En los Estados Unidos de América (EUA), el tema de la seguridad nacional ha sido, desde la revolución de independencia, una marca de la casa. La inquietante Segunda Enmienda Constitucional, que convierte en derecho la posesión de armas, se remonta al riesgo de una reconquista inglesa del territorio durante 1812. Es un tema sobre el que se ha incurrido en notables excesos, como cuando el entonces presidente Lyndon B. Johnson se permitió afirmar que si las fuerzas armadas de su país no apoyaban al gobierno títere de Vietnam del Sur, el siguiente enfrentamiento con los comunistas sería en San Francisco, California.
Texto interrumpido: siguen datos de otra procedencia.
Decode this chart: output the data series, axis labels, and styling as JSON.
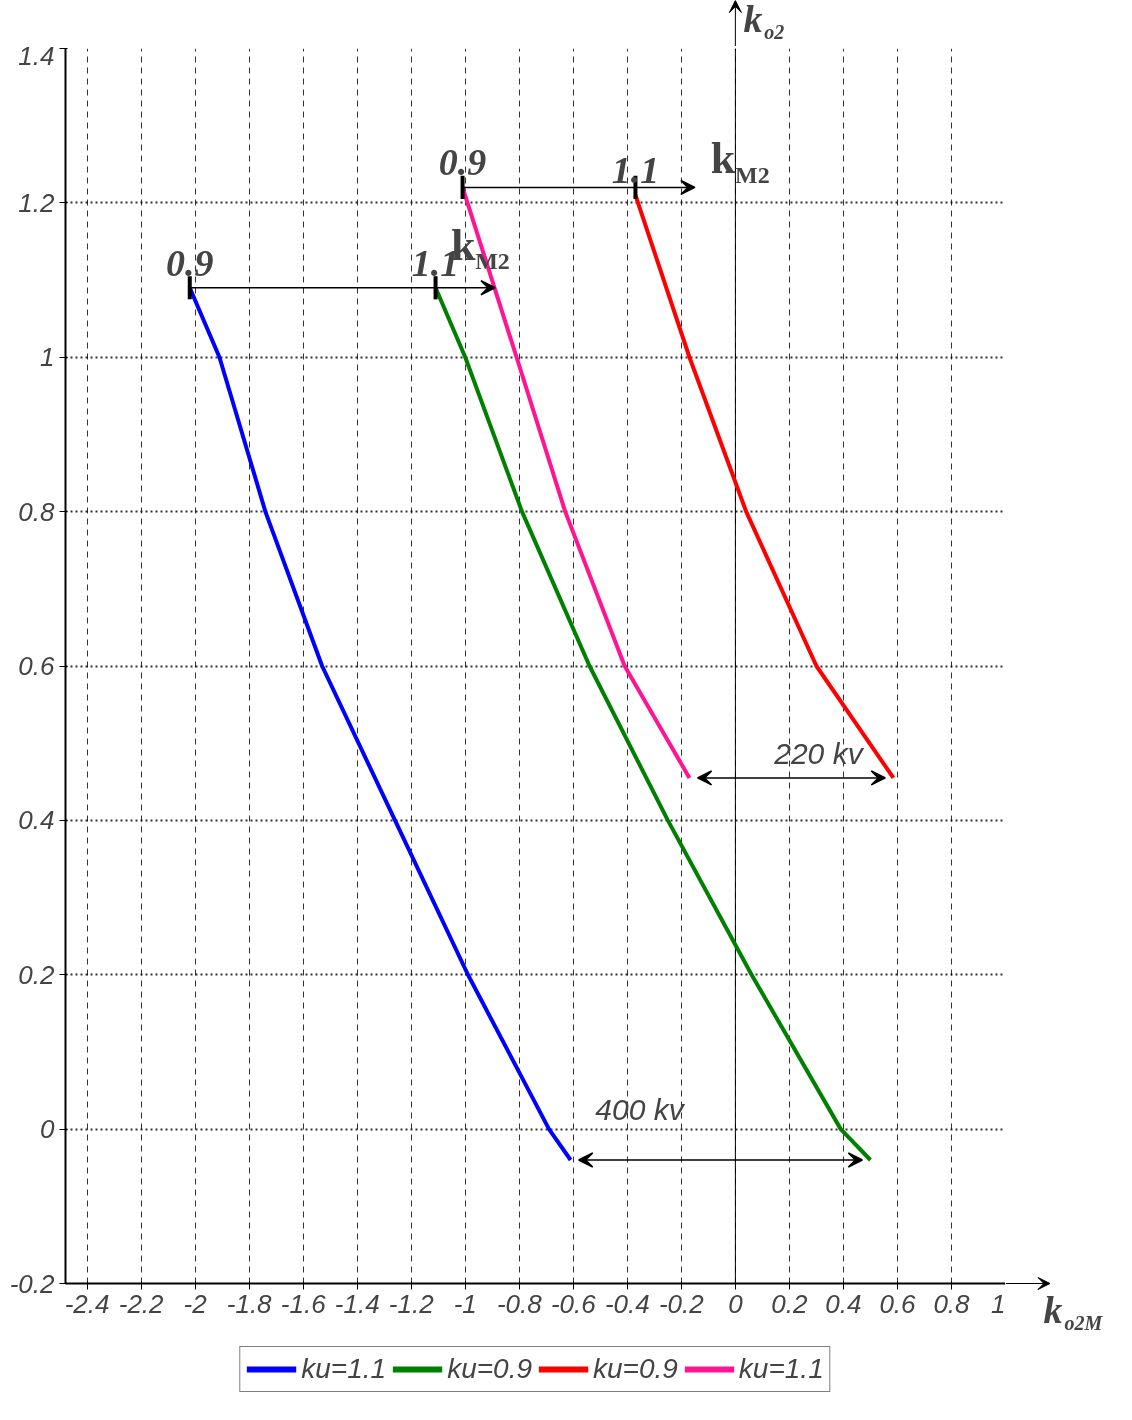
{
  "chart_data": {
    "type": "line",
    "xlabel": "k$_{o2M}$",
    "ylabel": "k$_{o2}$",
    "xlim": [
      -2.48,
      1.0
    ],
    "ylim": [
      -0.2,
      1.4
    ],
    "xticks": [
      -2.4,
      -2.2,
      -2,
      -1.8,
      -1.6,
      -1.4,
      -1.2,
      -1,
      -0.8,
      -0.6,
      -0.4,
      -0.2,
      0,
      0.2,
      0.4,
      0.6,
      0.8,
      1
    ],
    "yticks": [
      -0.2,
      0,
      0.2,
      0.4,
      0.6,
      0.8,
      1,
      1.2,
      1.4
    ],
    "grid": true,
    "legend": "bottom",
    "marker": "none",
    "line_style": "solid",
    "series": [
      {
        "name": "ku=1.1",
        "color": "#0000ff",
        "x": [
          -2.02,
          -1.91,
          -1.74,
          -1.53,
          -1.26,
          -0.99,
          -0.69,
          -0.61
        ],
        "values": [
          1.09,
          1.0,
          0.8,
          0.6,
          0.4,
          0.2,
          0.0,
          -0.04
        ]
      },
      {
        "name": "ku=0.9",
        "color": "#008000",
        "x": [
          -1.11,
          -1.0,
          -0.79,
          -0.54,
          -0.25,
          0.06,
          0.39,
          0.5
        ],
        "values": [
          1.09,
          1.0,
          0.8,
          0.6,
          0.4,
          0.2,
          0.0,
          -0.04
        ]
      },
      {
        "name": "ku=0.9",
        "color": "#ff0000",
        "x": [
          -0.37,
          -0.17,
          0.04,
          0.3,
          0.585
        ],
        "values": [
          1.21,
          1.0,
          0.8,
          0.6,
          0.455
        ]
      },
      {
        "name": "ku=1.1",
        "color": "#ff1493",
        "x": [
          -1.01,
          -0.81,
          -0.63,
          -0.41,
          -0.17
        ],
        "values": [
          1.22,
          1.0,
          0.8,
          0.6,
          0.455
        ]
      }
    ],
    "annotations": [
      {
        "text": "0.9",
        "x": -2.02,
        "y": 1.09
      },
      {
        "text": "1.1",
        "x": -1.11,
        "y": 1.09
      },
      "k$_{M2}$",
      {
        "text": "0.9",
        "x": -1.01,
        "y": 1.22
      },
      {
        "text": "1.1",
        "x": -0.37,
        "y": 1.21
      },
      "k$_{M2}$",
      "220 kv",
      {
        "text": "400 kv",
        "x": 0.5,
        "y": -0.04
      }
    ]
  }
}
El proteccionismo arancelario también ha acompañado a la historia estadounidense, desde el célebre Informe sobre la Manufactura , de Alexander Hamilton, en la primavera de la vida independiente del país, y llega hasta nuestros días, pasando (en 1930) por el establecimiento del que fuera el más alto arancel en la historia de esa economía. El proteccionismo, como primer paso de la política industrial, inspiró a Federico List en el nacimiento de la primera Unión Aduanera Germánica, que antecedió por décadas a la fundación de la nación alemana; también se adelanta –y contradice- a la trascendente teoría ricardiana de las ventajas comparativas , en la que las naciones deberán especializarse en producir y exportar aquello en lo que sean más eficientes, con arreglo a la dotación de factores disponible; para esa teoría, los EUA debieran ser, en lo fundamental, un país agropecuario.

La extraña combinación de seguridad nacional y proteccionismo solo puede hacerse visible en el momento en que el péndulo de la política exterior estadounidense se ubica en el aislacionismo; alcanzar una grandeza extraviada con cargo al resto del mundo; para todo efecto, responsable abusivo del enorme déficit comercial sufrido, es la consigna. América Primero , es el mensaje con el que se amenaza a las instituciones de la globalización y a la viabilidad de todo el planeta, en momentos en los que el cambio climático se hace notar con mucho más que advertencias.

En las teorías del desarrollo, basado en políticas industriales, se afirma que el libre comercio, la apertura indiscriminada a los intercambios con el resto de las economías, no es lo más recomendable para las que no son desarrolladas. La historia muestra que todas las naciones que se han desarrollado, con el Reino Unido a la cabeza, en algún momento y con duración visible, practicaron el proteccionismo, al que suelen regresar en momentos críticos.

El argumento válido para poner en ejercicio restricciones arancelarias (o de otro tipo), es la protección de industrias infantes, prometedoras pero –al inicio- incapaces de competir con proveedores externos. La planta industrial de los EUA parece y es bastante madurita para buscar cobijo en ese argumento. El problema de fondo, para todos, es tratar con un gobierno que no parece requerir ni buscar argumentos, para imponer significativas restricciones al comercio, hasta con sus llamados socios comerciales (al acero y al aluminio importados desde México, se les aplican aranceles, a pesar del eufemismo del reciente entendimiento bilateral ).

H. Kissinger evoca el momento cuando N. Chamberlain declaró, tras el Acuerdo de Munich:“ No sé qué quiere Hitler ” y plantea: “ Como si las relaciones internacionales fueran un problema psicológico ”. Con Mister Trump en escena, ¿estamos seguros que no lo son?

Profesor de la Universidad Autónoma Metropolitana (UAM, México).